Born: Buffalo, N.Y., U.S.
Susan Rothenberg was a painter who was born in Buffalo, New York. She has been internationally celebrated throughout her career and heavily sought out since her first solo exhibition in New York City in 1975. After she graduated from college and moved to New York in 1969, Rothenberg continued to paint in the abstract style she was most familiar with. After one or two years of this, the artist grew bored and updated her style to a figurative one. This figurative style was the perfect feminine opposition to the hugely popular and influential abstract expressionist and minimalist styles that had prevailed into the 1970s. Her figure of choice at the time was the horse. Often asked why she chose the horse to represent, the artist would respond with the simple answer that she found herself doodling horses and decided to take that to canvas. Over the years, critics have not been happy with this answer and focused on the horse as the artist’s symbol of herself; her physical embodiment in paint. Rothenberg, however, never indulged this theory. Since that time, Rothenberg has broadened her sights to other figures such as the human, yet still relied on some of the techniques learned from the abstract expressionist school that she grew up around.

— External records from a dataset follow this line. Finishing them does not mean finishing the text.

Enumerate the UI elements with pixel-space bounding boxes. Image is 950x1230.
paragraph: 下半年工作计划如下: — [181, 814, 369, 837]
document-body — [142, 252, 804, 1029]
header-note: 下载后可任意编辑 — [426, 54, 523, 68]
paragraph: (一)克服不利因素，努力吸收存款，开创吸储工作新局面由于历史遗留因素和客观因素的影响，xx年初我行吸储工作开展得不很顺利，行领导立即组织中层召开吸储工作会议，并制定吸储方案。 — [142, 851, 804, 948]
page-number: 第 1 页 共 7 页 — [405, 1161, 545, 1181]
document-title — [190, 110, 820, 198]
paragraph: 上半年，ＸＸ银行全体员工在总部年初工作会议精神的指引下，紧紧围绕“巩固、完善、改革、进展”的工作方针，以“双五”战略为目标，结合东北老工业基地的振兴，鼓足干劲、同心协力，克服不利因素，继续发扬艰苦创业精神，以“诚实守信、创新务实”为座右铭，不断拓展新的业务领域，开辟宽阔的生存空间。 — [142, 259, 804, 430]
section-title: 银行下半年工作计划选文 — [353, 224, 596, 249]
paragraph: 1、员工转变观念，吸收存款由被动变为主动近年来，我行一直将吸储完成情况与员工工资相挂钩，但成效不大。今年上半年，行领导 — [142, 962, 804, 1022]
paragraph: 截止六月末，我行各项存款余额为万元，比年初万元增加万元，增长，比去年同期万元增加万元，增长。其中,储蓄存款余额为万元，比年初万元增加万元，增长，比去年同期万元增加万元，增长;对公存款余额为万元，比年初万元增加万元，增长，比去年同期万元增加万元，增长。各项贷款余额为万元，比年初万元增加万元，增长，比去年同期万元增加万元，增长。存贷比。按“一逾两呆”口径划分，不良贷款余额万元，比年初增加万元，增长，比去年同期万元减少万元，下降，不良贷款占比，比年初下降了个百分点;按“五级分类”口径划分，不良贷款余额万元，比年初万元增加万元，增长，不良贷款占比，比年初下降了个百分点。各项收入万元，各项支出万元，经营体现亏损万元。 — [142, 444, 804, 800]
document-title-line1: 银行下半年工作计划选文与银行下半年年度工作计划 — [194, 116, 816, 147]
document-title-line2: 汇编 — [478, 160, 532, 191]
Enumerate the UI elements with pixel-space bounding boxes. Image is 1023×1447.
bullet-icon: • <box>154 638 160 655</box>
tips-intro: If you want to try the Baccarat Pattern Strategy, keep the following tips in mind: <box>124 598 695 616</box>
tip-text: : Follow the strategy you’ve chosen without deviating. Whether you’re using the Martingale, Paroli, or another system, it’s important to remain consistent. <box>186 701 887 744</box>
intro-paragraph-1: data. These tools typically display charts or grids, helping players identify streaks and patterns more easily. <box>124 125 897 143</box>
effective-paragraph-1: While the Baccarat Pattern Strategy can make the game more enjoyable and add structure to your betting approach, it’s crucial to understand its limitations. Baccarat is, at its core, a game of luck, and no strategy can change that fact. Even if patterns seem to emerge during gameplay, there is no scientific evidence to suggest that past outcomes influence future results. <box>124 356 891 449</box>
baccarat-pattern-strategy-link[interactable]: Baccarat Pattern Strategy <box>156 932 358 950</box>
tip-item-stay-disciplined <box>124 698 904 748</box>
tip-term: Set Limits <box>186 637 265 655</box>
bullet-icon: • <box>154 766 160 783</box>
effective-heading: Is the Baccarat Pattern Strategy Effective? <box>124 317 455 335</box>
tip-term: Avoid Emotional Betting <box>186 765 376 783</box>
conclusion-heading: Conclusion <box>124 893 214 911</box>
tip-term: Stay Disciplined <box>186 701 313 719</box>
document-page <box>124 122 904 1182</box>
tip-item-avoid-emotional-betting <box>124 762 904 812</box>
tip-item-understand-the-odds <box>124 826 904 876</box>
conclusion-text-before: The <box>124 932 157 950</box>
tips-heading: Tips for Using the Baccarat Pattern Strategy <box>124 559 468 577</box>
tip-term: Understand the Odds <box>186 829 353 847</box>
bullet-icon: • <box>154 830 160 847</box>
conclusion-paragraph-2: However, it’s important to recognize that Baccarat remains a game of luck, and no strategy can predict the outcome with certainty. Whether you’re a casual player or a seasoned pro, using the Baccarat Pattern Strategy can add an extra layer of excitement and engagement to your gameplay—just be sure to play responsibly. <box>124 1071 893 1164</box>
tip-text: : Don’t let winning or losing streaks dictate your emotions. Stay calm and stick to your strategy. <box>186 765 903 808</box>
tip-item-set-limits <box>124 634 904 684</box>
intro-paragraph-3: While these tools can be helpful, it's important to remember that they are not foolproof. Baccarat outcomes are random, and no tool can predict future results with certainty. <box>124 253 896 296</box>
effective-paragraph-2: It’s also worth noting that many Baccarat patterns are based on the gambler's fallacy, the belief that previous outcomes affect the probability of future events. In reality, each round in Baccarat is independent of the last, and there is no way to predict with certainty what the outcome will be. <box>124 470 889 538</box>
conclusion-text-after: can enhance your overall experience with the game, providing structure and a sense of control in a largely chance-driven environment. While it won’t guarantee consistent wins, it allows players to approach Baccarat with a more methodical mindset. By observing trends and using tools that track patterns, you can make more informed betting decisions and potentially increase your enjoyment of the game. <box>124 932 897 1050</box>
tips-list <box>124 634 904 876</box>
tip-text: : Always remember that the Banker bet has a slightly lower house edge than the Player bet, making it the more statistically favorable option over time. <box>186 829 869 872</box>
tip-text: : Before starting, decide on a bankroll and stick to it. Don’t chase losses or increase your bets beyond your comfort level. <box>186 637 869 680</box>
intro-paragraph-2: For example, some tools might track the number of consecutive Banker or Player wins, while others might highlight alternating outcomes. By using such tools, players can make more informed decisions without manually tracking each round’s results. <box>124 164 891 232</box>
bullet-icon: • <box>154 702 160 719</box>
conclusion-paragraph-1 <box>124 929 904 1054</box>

Rothenberg was born in Buffalo in 1945 and received her BFA from Cornell University. She has exhibited all over the world at institutions such as the Albright-Knox Art Gallery, the Whitney Museum of American Art, the Stedelijk Museum in Amsterdam, the Los Angeles County Museum of Art and The Phillips Collection. Rothenberg lived and worked in New Mexico with her husband, the celebrated sculptor Bruce Nauman.